SilasBarta comments on The Absent-Minded Driver - Less Wrong

27 Post author: Wei_Dai 16 September 2009 12:51AM

You are viewing a comment permalink. View the original post to see all comments and the full post content.

Comments (139)

You are viewing a single comment's thread. Show more comments above.

Comment author: SilasBarta 16 September 2009 08:17:26PM 0 points [-]

Thanks! :-) But I still don't understand what made you express the payoff as a function of p. Was it just something you thought of when applying UDT (perhaps after knowing that's how someone else approached the problem), or is there something about UDT that required you to do that?

Comment author: Vladimir_Nesov 16 September 2009 08:29:00PM *  0 points [-]

What do you mean? p is the only control parameter... You consider a set of "global" mixed strategies, indexed by p, and pick one that leads to the best outcome, without worrying about where your mind that does this calculation is currently located and under what conditions you are thinking this thought.

Comment author: SilasBarta 16 September 2009 08:36:02PM 0 points [-]

What do you mean? p is the only control parameter...

Perhaps, but it's an innovation to think of the problem in terms of "solving for the random fraction of times I'm going to do them". That is, even considering that you should add randomness in between your decision and what you do, is an insight. What focused your attention on optimizing with respect to p?

Comment author: Vladimir_Nesov 16 September 2009 08:42:53PM *  1 point [-]

Mixed strategy is a standard concept, so here we are considering a set S of all (global) mixed strategies available for the game. When you are searching for the best strategy, you are maximizing the payoff over S. You are searching for the mixed strategy that gives the best payoff. What UDT tells is that you should just do that, even if you are considering what to do in a situation where some of the options have run out, and, as here, even if you have no idea where you are. "The best strategy" quite literally means

The only parameter for a given strategy is the probability of turning, so it's natural to index the strategies by that probability. This indexing is a mapping t:[0,1]->S that places a mixed strategy in correspondence with a value of turning probability. Now, we can rewrite the expected utility maximization in terms of probability:

For a strategy corresponding to turning probability p, it's easy to express corresponding expected utility:

We now can find the optimal strategy as

Comment author: SilasBarta 16 September 2009 10:11:47PM 1 point [-]
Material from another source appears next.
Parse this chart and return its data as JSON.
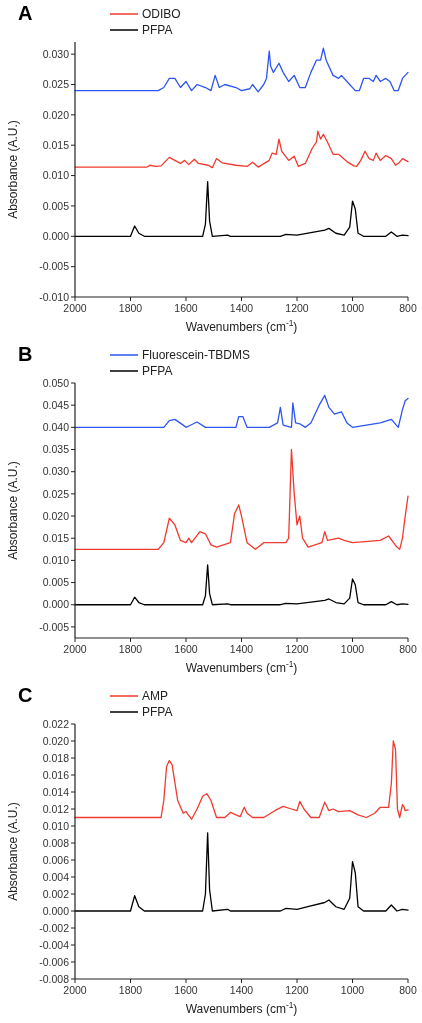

Okay, that's making more sense -- the part where you get to parameterizing p as a real is what I was interested in.

But do you do the same thing when applying UDT to Newcomb's problem? Do you consider it a necessary part of UDT that you take p (with 0<=p<=1) as a continuous parameter to maximize over, where p is the probability of one-boxing?

Comment author: Vladimir_Nesov 17 September 2009 02:40:49AM *  1 point [-]

Fundamentally, this depends on the setting -- you might not be given a random number generator (randomness is defined with respect to the game), and so the strategies that depend on a random value won't be available in the set of strategies to choose from. In Newcomb's problem, the usual setting is that you have to be fairly deterministic or Omega punishes you (so that a small probability of two-boxing may even be preferable to pure one-boxing, or not, depending on Omega's strategy), or Omega may be placed so that your strategy is always deterministic for it (effectively, taking mixed strategies out of the set of allowed ones).

Comment author: Wei_Dai 16 September 2009 08:25:13PM 0 points [-]

S() is suppose to be an implementation of UDT. By looking at the world program P, it should determine that among all possible input-output mappings, those that return "EXIT" for 1/3 of all inputs (doesn't matter which ones) maximize average payoff. What made me express the payoff as a function of p is by stepping through what S is supposed to do as an implementation of UDT.

Does that make sense?

Comment author: SilasBarta 16 September 2009 08:33:00PM 0 points [-]

I'm still confused. Your response seems to just say, "I did it because it works." -- which is a great reason! But I want to know if UDT gave you more guidance than that.

Does UDT require that you look at the consequences of doing something p% of the time (irrespective of which ones), on all problems?

Basically, I'm in the position of that guy/gal that everyone here probably helped out in high school:

"How do you do the proof in problem 29?" "Oh, just used identities 3 and 5, solve for t, and plug it back into the original equation." "But how did you know to do that?"

Comment author: Wei_Dai 16 September 2009 08:46:05PM 0 points [-]

Does UDT require that you look at the consequences of doing something p% of the time (irrespective of which ones), on all problems?

No, UDT (at least in my formulation) requires that you look at all possible input-output mappings, and choose the one that is optimal. In this case it so happens that any function that returns "EXIT" for 1/3 of inputs is optimal.